Every now and then, I take a rest from biographies and learned history books and enter the world of ‘whodunnit’.

No better example can possibly be provided than by Stieg Larsson’s The Girl with the Dragon Tattoo, published in 2008 by Maclehose Press, an imprint of Quercus.

Stieg Larsson was born in Sweden in 1954 and was a very successful journalist until he wrote what became a trilogy of crime novels that have already sold more than 5 million copies worldwide. Sadly, soon after delivering his three crime novels to his publisher, he unexpectedly died and, therefore, was never to see the worldwide phenomenon his work has become.

Beautifully translated from the Swedish by Reg Keeland, The Girl with the Dragon Tattoos is an exceptionally ambitious debut novel and a potent package. It boasts a timely overriding theme of corporate corruption at the very highest level, a remarkable punk heroine, a fascinating portrait of some aspects of modern Sweden and a steadily accelerating narrative of great verve and brio.

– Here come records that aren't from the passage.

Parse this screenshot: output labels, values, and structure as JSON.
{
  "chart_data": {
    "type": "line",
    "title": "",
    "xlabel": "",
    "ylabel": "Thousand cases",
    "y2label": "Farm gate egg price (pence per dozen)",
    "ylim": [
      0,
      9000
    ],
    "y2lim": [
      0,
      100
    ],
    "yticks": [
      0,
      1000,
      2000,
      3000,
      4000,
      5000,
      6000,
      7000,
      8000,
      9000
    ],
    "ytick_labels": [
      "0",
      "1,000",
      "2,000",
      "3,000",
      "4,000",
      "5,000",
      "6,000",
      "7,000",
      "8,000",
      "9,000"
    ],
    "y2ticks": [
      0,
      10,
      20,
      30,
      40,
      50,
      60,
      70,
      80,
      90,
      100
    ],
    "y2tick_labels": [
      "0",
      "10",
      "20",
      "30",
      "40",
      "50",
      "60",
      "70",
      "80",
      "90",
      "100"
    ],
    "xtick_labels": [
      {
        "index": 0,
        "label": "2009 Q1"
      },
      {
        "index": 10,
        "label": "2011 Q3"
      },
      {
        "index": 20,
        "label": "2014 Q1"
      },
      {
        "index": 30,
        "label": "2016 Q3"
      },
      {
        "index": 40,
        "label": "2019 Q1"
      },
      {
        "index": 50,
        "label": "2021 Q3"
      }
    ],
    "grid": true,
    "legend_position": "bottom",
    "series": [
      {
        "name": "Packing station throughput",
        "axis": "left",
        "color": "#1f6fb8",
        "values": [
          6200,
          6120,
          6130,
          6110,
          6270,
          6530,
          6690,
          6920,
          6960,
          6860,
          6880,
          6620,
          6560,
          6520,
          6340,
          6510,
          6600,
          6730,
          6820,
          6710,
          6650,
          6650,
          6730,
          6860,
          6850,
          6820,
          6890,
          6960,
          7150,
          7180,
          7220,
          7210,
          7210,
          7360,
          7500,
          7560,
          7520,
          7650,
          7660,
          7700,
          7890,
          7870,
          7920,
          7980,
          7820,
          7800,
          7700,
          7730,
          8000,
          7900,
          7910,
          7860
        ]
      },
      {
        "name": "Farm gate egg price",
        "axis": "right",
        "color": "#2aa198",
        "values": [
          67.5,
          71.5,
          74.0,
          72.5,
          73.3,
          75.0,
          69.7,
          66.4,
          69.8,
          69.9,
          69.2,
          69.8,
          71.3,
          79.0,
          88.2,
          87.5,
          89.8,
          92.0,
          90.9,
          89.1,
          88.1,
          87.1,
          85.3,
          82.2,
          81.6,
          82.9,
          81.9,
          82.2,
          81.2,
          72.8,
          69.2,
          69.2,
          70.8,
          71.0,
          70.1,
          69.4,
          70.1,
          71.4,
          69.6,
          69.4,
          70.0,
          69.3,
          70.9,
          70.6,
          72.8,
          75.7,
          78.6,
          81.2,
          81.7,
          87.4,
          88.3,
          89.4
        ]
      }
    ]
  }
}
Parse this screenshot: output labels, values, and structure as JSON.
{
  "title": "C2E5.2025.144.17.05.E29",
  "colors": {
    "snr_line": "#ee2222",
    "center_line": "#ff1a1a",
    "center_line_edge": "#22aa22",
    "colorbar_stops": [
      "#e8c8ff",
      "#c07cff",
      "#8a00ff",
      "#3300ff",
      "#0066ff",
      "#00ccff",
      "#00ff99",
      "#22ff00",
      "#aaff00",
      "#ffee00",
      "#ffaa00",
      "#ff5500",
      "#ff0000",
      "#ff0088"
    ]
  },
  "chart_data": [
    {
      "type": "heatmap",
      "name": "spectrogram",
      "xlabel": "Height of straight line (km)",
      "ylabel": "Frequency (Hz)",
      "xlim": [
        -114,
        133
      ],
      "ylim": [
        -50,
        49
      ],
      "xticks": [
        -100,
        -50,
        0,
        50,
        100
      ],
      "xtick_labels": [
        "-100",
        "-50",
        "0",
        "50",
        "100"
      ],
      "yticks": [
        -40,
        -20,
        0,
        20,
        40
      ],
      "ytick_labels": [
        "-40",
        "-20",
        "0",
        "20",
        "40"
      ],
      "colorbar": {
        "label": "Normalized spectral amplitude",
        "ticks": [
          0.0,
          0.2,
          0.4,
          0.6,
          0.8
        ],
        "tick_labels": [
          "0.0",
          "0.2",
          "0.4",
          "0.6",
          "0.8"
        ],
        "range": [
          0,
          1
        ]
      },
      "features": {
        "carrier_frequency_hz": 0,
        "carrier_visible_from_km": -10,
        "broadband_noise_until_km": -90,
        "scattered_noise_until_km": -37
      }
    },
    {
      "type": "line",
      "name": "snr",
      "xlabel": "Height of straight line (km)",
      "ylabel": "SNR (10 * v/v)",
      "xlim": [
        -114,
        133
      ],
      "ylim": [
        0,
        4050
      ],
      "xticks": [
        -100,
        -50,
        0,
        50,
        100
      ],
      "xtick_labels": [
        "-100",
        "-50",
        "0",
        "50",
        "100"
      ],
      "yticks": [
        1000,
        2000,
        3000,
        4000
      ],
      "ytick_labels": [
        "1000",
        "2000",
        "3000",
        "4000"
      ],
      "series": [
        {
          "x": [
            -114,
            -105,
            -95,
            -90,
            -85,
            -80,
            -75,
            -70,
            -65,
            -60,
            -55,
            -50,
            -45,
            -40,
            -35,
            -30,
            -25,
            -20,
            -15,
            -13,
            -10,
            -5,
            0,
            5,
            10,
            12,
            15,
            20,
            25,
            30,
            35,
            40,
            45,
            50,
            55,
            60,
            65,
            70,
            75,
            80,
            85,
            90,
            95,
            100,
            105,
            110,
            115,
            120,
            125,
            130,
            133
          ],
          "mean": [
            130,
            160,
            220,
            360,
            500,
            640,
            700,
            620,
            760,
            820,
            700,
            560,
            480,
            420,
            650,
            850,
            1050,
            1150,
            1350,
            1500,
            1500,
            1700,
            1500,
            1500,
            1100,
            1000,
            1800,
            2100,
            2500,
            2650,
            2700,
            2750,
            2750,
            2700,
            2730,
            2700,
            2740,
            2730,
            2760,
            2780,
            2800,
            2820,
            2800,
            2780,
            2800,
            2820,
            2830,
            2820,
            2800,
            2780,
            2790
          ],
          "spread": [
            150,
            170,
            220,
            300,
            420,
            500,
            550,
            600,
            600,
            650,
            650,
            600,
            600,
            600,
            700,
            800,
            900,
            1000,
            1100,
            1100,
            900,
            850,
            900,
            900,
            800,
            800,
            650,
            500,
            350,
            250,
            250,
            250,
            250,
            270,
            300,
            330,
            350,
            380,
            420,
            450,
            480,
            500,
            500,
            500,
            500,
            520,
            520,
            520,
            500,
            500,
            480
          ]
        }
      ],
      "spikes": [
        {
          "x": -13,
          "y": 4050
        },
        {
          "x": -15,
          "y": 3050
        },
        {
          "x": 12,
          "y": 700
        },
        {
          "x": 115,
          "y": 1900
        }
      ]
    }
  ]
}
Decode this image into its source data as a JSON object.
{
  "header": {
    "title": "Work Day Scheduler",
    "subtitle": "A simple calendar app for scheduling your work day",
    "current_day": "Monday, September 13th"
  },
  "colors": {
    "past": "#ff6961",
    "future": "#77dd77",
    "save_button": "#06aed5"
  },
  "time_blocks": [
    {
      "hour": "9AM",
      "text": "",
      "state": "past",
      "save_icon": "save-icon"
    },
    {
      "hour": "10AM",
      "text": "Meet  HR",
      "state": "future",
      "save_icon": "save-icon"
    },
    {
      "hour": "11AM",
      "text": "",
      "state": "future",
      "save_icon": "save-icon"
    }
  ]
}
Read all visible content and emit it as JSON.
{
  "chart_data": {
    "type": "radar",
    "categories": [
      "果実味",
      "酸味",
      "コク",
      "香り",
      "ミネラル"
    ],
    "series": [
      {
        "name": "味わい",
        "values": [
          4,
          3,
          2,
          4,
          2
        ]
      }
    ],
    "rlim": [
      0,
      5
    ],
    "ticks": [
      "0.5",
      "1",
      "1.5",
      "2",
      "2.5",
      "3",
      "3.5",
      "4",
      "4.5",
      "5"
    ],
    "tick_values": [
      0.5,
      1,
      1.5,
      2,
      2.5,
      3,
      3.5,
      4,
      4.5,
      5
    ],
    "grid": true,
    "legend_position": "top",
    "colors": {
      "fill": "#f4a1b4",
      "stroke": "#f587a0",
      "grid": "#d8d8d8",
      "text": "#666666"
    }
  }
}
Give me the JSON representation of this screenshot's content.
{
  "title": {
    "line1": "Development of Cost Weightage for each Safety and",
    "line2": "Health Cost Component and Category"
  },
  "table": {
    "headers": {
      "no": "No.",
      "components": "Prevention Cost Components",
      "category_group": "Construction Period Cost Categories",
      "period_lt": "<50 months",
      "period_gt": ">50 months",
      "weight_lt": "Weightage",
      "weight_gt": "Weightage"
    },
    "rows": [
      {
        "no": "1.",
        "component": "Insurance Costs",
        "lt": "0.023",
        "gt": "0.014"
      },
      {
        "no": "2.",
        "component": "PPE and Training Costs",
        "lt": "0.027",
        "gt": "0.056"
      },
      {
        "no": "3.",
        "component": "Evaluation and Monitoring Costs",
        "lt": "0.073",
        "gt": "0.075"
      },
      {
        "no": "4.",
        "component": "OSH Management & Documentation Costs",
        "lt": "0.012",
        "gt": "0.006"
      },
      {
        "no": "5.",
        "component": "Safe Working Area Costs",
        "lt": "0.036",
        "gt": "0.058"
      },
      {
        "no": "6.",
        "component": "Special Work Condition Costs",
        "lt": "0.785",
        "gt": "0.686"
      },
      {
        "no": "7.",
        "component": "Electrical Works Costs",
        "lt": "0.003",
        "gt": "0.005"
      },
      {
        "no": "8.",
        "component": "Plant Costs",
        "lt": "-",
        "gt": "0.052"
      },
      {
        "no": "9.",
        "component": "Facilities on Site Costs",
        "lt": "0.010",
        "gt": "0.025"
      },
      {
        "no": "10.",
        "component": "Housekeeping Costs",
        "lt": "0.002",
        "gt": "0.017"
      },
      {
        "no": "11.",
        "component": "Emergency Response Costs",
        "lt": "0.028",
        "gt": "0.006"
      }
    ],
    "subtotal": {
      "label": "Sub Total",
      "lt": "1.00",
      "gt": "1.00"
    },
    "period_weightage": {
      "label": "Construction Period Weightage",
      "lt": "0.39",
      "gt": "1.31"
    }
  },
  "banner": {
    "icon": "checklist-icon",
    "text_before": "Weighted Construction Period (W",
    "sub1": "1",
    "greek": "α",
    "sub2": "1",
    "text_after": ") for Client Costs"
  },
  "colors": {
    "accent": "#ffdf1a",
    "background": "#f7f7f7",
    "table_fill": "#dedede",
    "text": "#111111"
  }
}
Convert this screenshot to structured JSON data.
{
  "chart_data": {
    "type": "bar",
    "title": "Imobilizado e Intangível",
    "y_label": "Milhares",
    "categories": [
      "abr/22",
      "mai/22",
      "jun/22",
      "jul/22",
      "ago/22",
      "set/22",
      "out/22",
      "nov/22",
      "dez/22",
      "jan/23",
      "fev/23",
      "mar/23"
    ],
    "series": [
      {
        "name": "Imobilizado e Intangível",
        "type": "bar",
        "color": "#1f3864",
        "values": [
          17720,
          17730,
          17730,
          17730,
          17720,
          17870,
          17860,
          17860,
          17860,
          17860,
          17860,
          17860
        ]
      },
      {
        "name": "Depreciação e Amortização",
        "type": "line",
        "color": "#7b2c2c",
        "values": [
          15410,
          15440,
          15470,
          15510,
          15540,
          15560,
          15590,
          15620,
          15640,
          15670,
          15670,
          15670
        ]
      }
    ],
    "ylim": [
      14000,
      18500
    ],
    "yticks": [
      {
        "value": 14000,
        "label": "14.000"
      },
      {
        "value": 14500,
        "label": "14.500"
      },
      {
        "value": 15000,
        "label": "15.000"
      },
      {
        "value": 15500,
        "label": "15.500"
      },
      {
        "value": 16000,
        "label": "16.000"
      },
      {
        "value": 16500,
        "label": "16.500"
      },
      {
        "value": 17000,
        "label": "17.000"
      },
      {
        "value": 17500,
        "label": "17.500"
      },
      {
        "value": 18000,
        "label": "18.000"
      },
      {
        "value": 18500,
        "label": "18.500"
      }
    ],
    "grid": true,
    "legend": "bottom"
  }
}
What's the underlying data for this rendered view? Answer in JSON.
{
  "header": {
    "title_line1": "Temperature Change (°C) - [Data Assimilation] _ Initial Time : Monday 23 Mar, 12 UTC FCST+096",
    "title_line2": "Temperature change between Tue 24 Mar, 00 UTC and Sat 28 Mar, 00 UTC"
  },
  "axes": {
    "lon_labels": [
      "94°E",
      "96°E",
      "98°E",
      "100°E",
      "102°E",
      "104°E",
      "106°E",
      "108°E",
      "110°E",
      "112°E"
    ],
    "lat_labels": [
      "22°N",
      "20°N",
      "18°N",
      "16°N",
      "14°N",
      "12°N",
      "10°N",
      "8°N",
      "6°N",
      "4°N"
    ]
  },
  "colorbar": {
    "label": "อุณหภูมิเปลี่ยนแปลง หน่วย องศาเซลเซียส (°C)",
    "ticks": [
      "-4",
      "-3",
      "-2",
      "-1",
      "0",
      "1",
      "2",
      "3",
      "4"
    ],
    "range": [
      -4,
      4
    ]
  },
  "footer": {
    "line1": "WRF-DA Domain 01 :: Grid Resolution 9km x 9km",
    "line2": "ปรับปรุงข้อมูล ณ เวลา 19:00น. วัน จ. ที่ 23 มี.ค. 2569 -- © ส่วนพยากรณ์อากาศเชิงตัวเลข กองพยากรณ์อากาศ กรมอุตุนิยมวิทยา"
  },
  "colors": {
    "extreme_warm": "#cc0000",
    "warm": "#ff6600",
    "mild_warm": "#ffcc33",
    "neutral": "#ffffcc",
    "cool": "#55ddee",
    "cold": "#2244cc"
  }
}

The industrialist, Henrik Vanger, is tormented by the loss of a teenager years earlier. Mikael Blomkvist, a corporate affairs journalist delves into the Vangers’ past to attempt to uncover the truth behind the unsolved mystery. He is assisted in the investigation by Lisbeth Salander, the abused, enigmatic, delinquent and dangerous security specialist.

This is a very Nordic, brooding type of novel which scores on every front – characters, story, atmosphere and translation.

If you want a lift out of the constant everyday gloom at home, go out and buy this extraordinary novel, but beware, the sequel – The Girl who Played with Fire – is a must also!